那生は目の前で耳を赤く染めている姿が愛おしい。たまらない気持ちになり、もっと聞きたいとと尋ねてみた。
「ある。とても重要なことだ」
真顔で瞳を覗き込まれ、思わず生唾を飲み込んだ。
「……何で、那生は俺のことを苗字で呼ぶんだ。高校の時は名前で──環と呼んでくれていたのに。久しぶりに同窓会で再会したときは『神宮』になってた。時々、感情的になると昔のように環になってたけど、冷静なときや今も、お前は俺を神宮と呼ぶ。それが俺は悲しい……」
「じん……環……。それは──」
「那生。俺はお前に執着している。しまくっている。那生しかいらないし、触れたいのも那生だけだ。バスケの試合を観たあの日から、俺はずっとお前しか見てない。何年も想い続けてるなんて、こっちの方が気持ち悪い──」
「そんなことないっ! 俺だって、高一から今も……ずっと、環だけだ。環のことが忘れられなくて、同窓会でお前と会えば、押さえていた気持ちが浮上する。俺はゲイだから、ノンケのお前が他の誰かと一緒にいるのを見たくなかったし、噂レベルの話でさえも聞きたくなかったんだ」
燻っていた想いを吐き出すと、那生は恥ずかしさのあまり俯いてしまった。すると、神宮の手で顎を掴まれ、そのまま上向きにされると、ウェーヴのかかった前髪の隙間から熱っぽい双眸を向けられた。
「じん——たま、き。俺……」
「那生……」
名前を呼ばれた。ただそれだけなのに胸が痛くなり、鼓動や脈が急き立てるように那生を追い詰めてくる。
「な、何?」
「俺は悔しい……」
「ど、どうした急に」
「俺は何にも知らなかった。お前が辛かった時も近くにいたはずなのに気付かなかった」
「環……」
「那生って人間を知るほど好きになったし、何だかほっとけないやつだとも思った。奈良崎のことがあったにしても、どっか危なっかしくて。そんな那生を俺は見てたはずなのに……」
クールで無敵な神宮は鳴りをひそめ、那生の前にいるのは今にも泣きそうな顔をする大切な人だ。
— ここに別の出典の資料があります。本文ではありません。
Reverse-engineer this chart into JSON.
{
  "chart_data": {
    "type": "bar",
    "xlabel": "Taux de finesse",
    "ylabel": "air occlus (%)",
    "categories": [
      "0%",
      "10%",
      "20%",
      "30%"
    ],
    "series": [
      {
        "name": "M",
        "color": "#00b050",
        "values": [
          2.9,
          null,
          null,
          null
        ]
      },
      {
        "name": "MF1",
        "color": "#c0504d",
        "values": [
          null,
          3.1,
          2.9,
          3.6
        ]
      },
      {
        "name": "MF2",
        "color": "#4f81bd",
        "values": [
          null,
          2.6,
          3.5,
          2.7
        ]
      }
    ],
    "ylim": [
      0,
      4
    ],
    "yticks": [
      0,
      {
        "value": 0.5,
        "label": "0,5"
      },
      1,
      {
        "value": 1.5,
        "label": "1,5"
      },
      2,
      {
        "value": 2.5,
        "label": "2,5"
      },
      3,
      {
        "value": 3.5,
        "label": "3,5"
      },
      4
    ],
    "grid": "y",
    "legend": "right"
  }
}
「ごめん、親のことを話せば薬のことも紐付いてくるから話せなくて。こんな俺は重すぎて、親友でもウザいと思われるのがオチだと思ってた」
「思うわけないだろっ! こんなに那生のことが好きなのに、思うわけない。那生を慰めるのは、いつだって俺の役目でありたかったんだ」
「……環。ごめ……ん」
「謝って欲しいんじゃなくて俺は、俺はっ」
言い終えないうちに、那生の体は神宮の腕の中に引き寄せられていた。